Even the European Union’s most Russia-friendly leader, Hungarian prime minister Viktor Orbán, has voiced solidarity with the Czechs, as fallout continues over a Russian bomb attack in the Central European country. With his track record of vetoing or watering down EU statements critical of his friends in Russia, China and Israel, Orbán still joined the prime ministers of the Czech Republic, Poland, and Slovakia in issuing the rebuke to Moscow on Monday (26 April). “We condemn … yet another deplorable act of aggression and breach of international law committed by Russia on European soil,” they said in a statement, after Warsaw had convened their emergency video-summit. They corroborated Czech findings that “Russian military intelligence operatives” were behind “the explosion at the Vrb?tice ammunition depot in 2014”, which killed two people, stressing that “we will not allow these [Russian intelligence] activities to divide Europe.”
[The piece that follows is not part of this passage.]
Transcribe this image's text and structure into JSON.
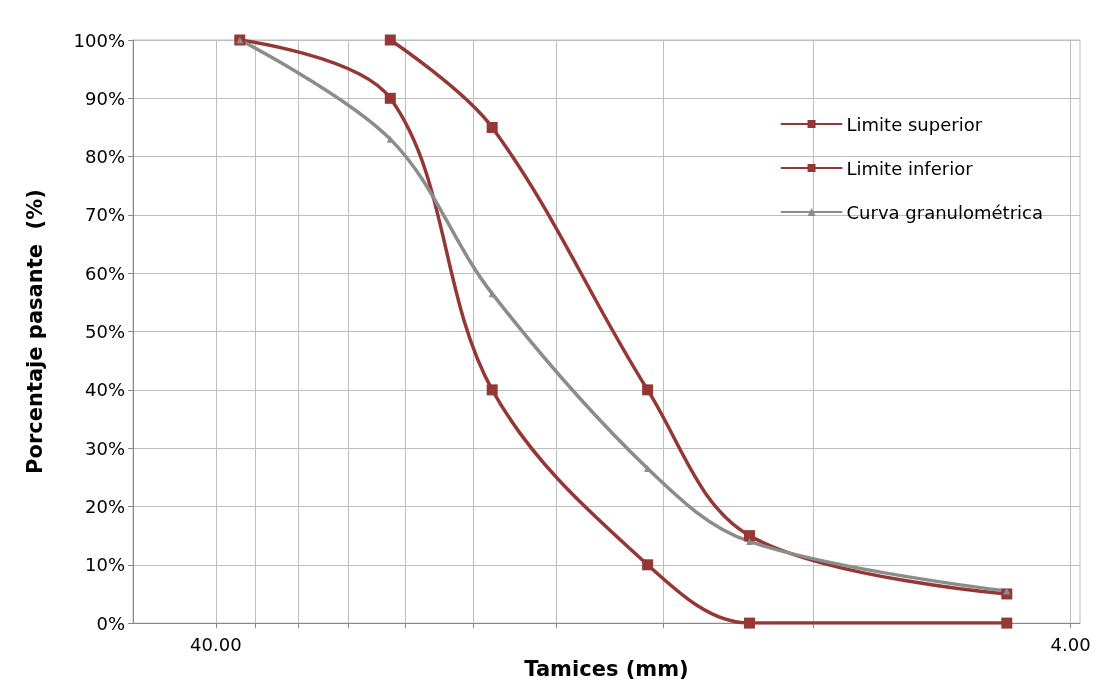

Meanwhile, talks are ongoing among EU capitals on further expulsions of Russian diplomats in solidarity with the Czech Republic. The Czech government initially expelled 18 Russian diplomats, accusing them of being secret agents, but after the Kremlin retaliated by expelling 20 Czech diplomats from Moscow, Prague subsequently ordered Russia to remove most of its diplomatic staff from the Czech capital. “We are ready to take action, also at EU level as appropriate, and discussions on this continue among member states,” an EU official said on Sunday (25 April). Thus on Monday (26 April) Romania expelled a Russian embassy’s deputy military attaché in solidarity with Prague. Bulgaria and Poland are expected to follow suit this week, diplomatic sources said, after the Baltic states and Slovakia already took steps last week. And other EU countries could get drawn into the events, after Russia, also on the same day, expelled an Italian diplomat in an unrelated spy row.
Russia has now ordered the diplomats from Slovakia, Latvia, Lithuania and Estonia to leave their respective embassies in a tit-for-tat move amid a growing row over Czech spying accusations. It is a retaliatory move from Russia after the four countries expelled a total of seven Russian diplomats last week. All three countries earlier ordered several Russian diplomats to leave in solidarity with the Czech Republic. In a statement released on Wednesday, the Russian Foreign Ministry condemned Slovakia’s move to eject diplomats as “false solidarity,” saying that these actions “damage the traditionally friendly Russian-Slovak relations and constructive bilateral cooperation.” Russia said that Lithuania, Latvia and Estonia “continue to conduct an openly hostile course towards our country, in this case hiding behind pseudo-solidarity with the indiscriminate actions of the Czech Republic towards Russia.”